Мимо копны, где лежал Федор, прошли две старухи. Шепчась и оглядываясь, они скрылись в овраге. Федор вскочил, стиснул кулаки. Его жалеют, как инвалида… Удары сердца в горле, в висках. А память услужливо выносила, точно зыбкие струйки на песок, Любку в купальнике, и звенел ее голосишко: «Дождик, дождик, припусти…»
Теперь и Любка другая и сам он какой-то… не свой.
И Федор впервые почувствовал: жизнь его не втиснишь в этот душный Любкин мирок; нет выхода, кругом — туман, и дорога, вчера еще ясная, спуталась. Как жить, как жить?!
Между ними, точно черная яма, пролегла война. До жути отчетливо, точно высвеченная ракетами, вспомнилась ночь перед атакой под Кенигсбергом. Прижатый к земле шквальным огнем минометов, он ждал сигнала к атаке. И когда рванулся вместе со всеми туда, где захлебывались в селении пулеметы, где караулила каждого из бегущих смерть, ему вдруг до яростной боли представились и погубленная семья, и Любка в купальнике — единственная, родная… Любка вела его и дальше, в глубь Германии. Треугольничек Любкиного письма из ученической тетради в косую линейку лежал всегда вместе с кисетом махорки. Без него, без этого простенького треугольничка, Федору нельзя было воевать. И другие, даже в возрасте, шли через войну со своими треугольничками. Людей к победе вела любовь…
Внизу, над речкой, зашелестели кусты. На тропинке показалась Любка. Через плечо перекинуто полотенце, мокрые волосы плотными кольцами уложены на затылке. На лице у нее мелькнул испуг.
Поравнявшись, удивленно спросила:
— Ты что, Федя?
— Так, полежал немного.
Пошли рядом — не то свои, не то чужие. Когда поравнялись с росшим в одиночестве дубом, Федор не вытерпел:
— Расскажи, Люба, как жила?
— Как и все… — настороженно пролепетала Любка.

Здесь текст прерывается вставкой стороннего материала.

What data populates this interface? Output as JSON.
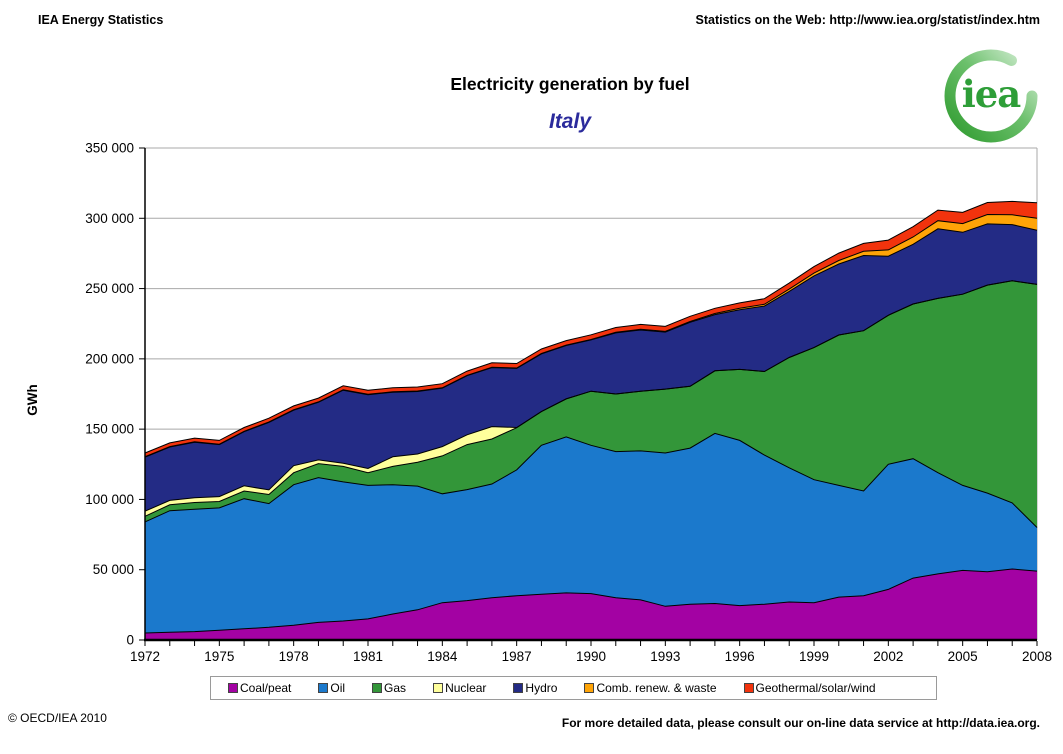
{
  "header": {
    "left": "IEA Energy Statistics",
    "right": "Statistics on the Web: http://www.iea.org/statist/index.htm"
  },
  "logo": {
    "text": "iea"
  },
  "title": "Electricity generation by fuel",
  "subtitle": "Italy",
  "footer": {
    "left": "© OECD/IEA 2010",
    "right": "For more detailed data, please consult our on-line data service at http://data.iea.org."
  },
  "chart_data": {
    "type": "area",
    "stacked": true,
    "title": "Electricity generation by fuel — Italy",
    "xlabel": "",
    "ylabel": "GWh",
    "unit": "GWh",
    "ylim": [
      0,
      350000
    ],
    "ytick_step": 50000,
    "ytick_labels": [
      "0",
      "50 000",
      "100 000",
      "150 000",
      "200 000",
      "250 000",
      "300 000",
      "350 000"
    ],
    "x": [
      1972,
      1973,
      1974,
      1975,
      1976,
      1977,
      1978,
      1979,
      1980,
      1981,
      1982,
      1983,
      1984,
      1985,
      1986,
      1987,
      1988,
      1989,
      1990,
      1991,
      1992,
      1993,
      1994,
      1995,
      1996,
      1997,
      1998,
      1999,
      2000,
      2001,
      2002,
      2003,
      2004,
      2005,
      2006,
      2007,
      2008
    ],
    "xtick_labels": [
      "1972",
      "1975",
      "1978",
      "1981",
      "1984",
      "1987",
      "1990",
      "1993",
      "1996",
      "1999",
      "2002",
      "2005",
      "2008"
    ],
    "grid": true,
    "gridline_color": "#a8a8a8",
    "legend_position": "bottom",
    "series": [
      {
        "name": "Coal/peat",
        "color": "#A302A3",
        "values": [
          5000,
          5500,
          6000,
          7000,
          8000,
          9000,
          10500,
          12500,
          13500,
          15000,
          18500,
          21500,
          26500,
          28000,
          30000,
          31500,
          32500,
          33500,
          33000,
          30000,
          28500,
          24000,
          25500,
          26000,
          24500,
          25500,
          27000,
          26500,
          30500,
          31500,
          36000,
          44000,
          47000,
          49500,
          48500,
          50500,
          49000
        ]
      },
      {
        "name": "Oil",
        "color": "#1B79CC",
        "values": [
          79000,
          86500,
          87000,
          87000,
          92500,
          88000,
          100000,
          103000,
          99000,
          95000,
          92000,
          88000,
          77500,
          79000,
          81000,
          89500,
          106000,
          111000,
          105500,
          104000,
          106000,
          109000,
          111000,
          121000,
          117500,
          106000,
          95500,
          87500,
          79500,
          74500,
          89000,
          85000,
          72000,
          60500,
          56000,
          47000,
          31000
        ]
      },
      {
        "name": "Gas",
        "color": "#339639",
        "values": [
          4000,
          4200,
          4800,
          4500,
          5500,
          6500,
          8500,
          10000,
          11000,
          9000,
          13000,
          17000,
          27000,
          32000,
          32000,
          30000,
          24000,
          27000,
          38500,
          41000,
          42500,
          45500,
          44000,
          44500,
          50500,
          59500,
          78500,
          94000,
          107000,
          114000,
          106000,
          110000,
          124000,
          136000,
          148000,
          158000,
          173000
        ]
      },
      {
        "name": "Nuclear",
        "color": "#FFFF9C",
        "values": [
          3600,
          3100,
          3400,
          3500,
          3700,
          3300,
          5000,
          2600,
          2200,
          3000,
          6800,
          5800,
          6600,
          7000,
          8800,
          200,
          0,
          0,
          0,
          0,
          0,
          0,
          0,
          0,
          0,
          0,
          0,
          0,
          0,
          0,
          0,
          0,
          0,
          0,
          0,
          0,
          0
        ]
      },
      {
        "name": "Hydro",
        "color": "#232B85",
        "values": [
          38500,
          38000,
          39500,
          37000,
          38500,
          48000,
          39500,
          41000,
          52000,
          52500,
          46000,
          44500,
          41500,
          42000,
          42000,
          42000,
          41000,
          38000,
          36500,
          43500,
          43500,
          40500,
          45500,
          40000,
          42500,
          46500,
          47000,
          51000,
          50500,
          53500,
          42000,
          42500,
          49500,
          44000,
          43500,
          40000,
          38500
        ]
      },
      {
        "name": "Comb. renew. & waste",
        "color": "#FFA407",
        "values": [
          300,
          300,
          300,
          300,
          300,
          300,
          300,
          300,
          300,
          300,
          300,
          300,
          300,
          300,
          300,
          300,
          300,
          300,
          300,
          400,
          500,
          500,
          600,
          800,
          1000,
          1300,
          1600,
          2000,
          2500,
          3000,
          4500,
          5200,
          5800,
          6200,
          6700,
          7000,
          8500
        ]
      },
      {
        "name": "Geothermal/solar/wind",
        "color": "#F2330D",
        "values": [
          2600,
          2600,
          2600,
          2700,
          2700,
          2700,
          2700,
          2700,
          2800,
          2800,
          2800,
          2900,
          2900,
          3000,
          3100,
          3200,
          3200,
          3200,
          3300,
          3400,
          3500,
          3600,
          3700,
          3700,
          3800,
          4000,
          4300,
          4600,
          5200,
          5600,
          7000,
          7300,
          7500,
          8000,
          8500,
          9500,
          11000
        ]
      }
    ]
  }
}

И больше Федор не находил, о чем же еще можно спросить, — вертелись ненужные, горькие и обидные слова.
У калитки Федор сказал:
— В дом я не пойду. Вынеси вещмешок.
— Белье нестираное, — вырвалось у Любки.
— Ничего.
Закусив губы, она постояла, покатала ногой голыш, черные брови замерли где-то на середине бледного лба. Молча сходила в дом, принесла вещмешок. Глядя под ноги, протянула Федору. В доме к стеклу приникло пухлое лицо Домны Васильевны. Даже отсюда, с улицы, было видно, что глаза ее сузились до крошечных пуговичек.
Из сеней уже, откуда-то из-за нагромождения кадушек и сундуков, до Федора донесся ее голос:
— Голь-моль, а воображает…
Федор пошел не оглядываясь. У Лысого оврага, уже далеко, Любка догнала его. С километр — до Амшаринского болота — шагали молча.
Темнело. Накрапывал дождь. По горизонту, над лесом, полыхнула изломанная игла молнии. Ветер дышал запахом пепелищ. На опушке леса, куда стекала дорога, Любка остановилась. Сказала отчужденно и самолюбиво:
— Не думай, жалеть ни капельки не буду.
Федор больше сгорбился, сжал крепче губы, промолчал, затем произнес:
— Застудишься, ветер. Иди.
— В жалости не нуждаюсь.
— Как хочешь.
— Мне ухажеры найдутся. И не такие еще!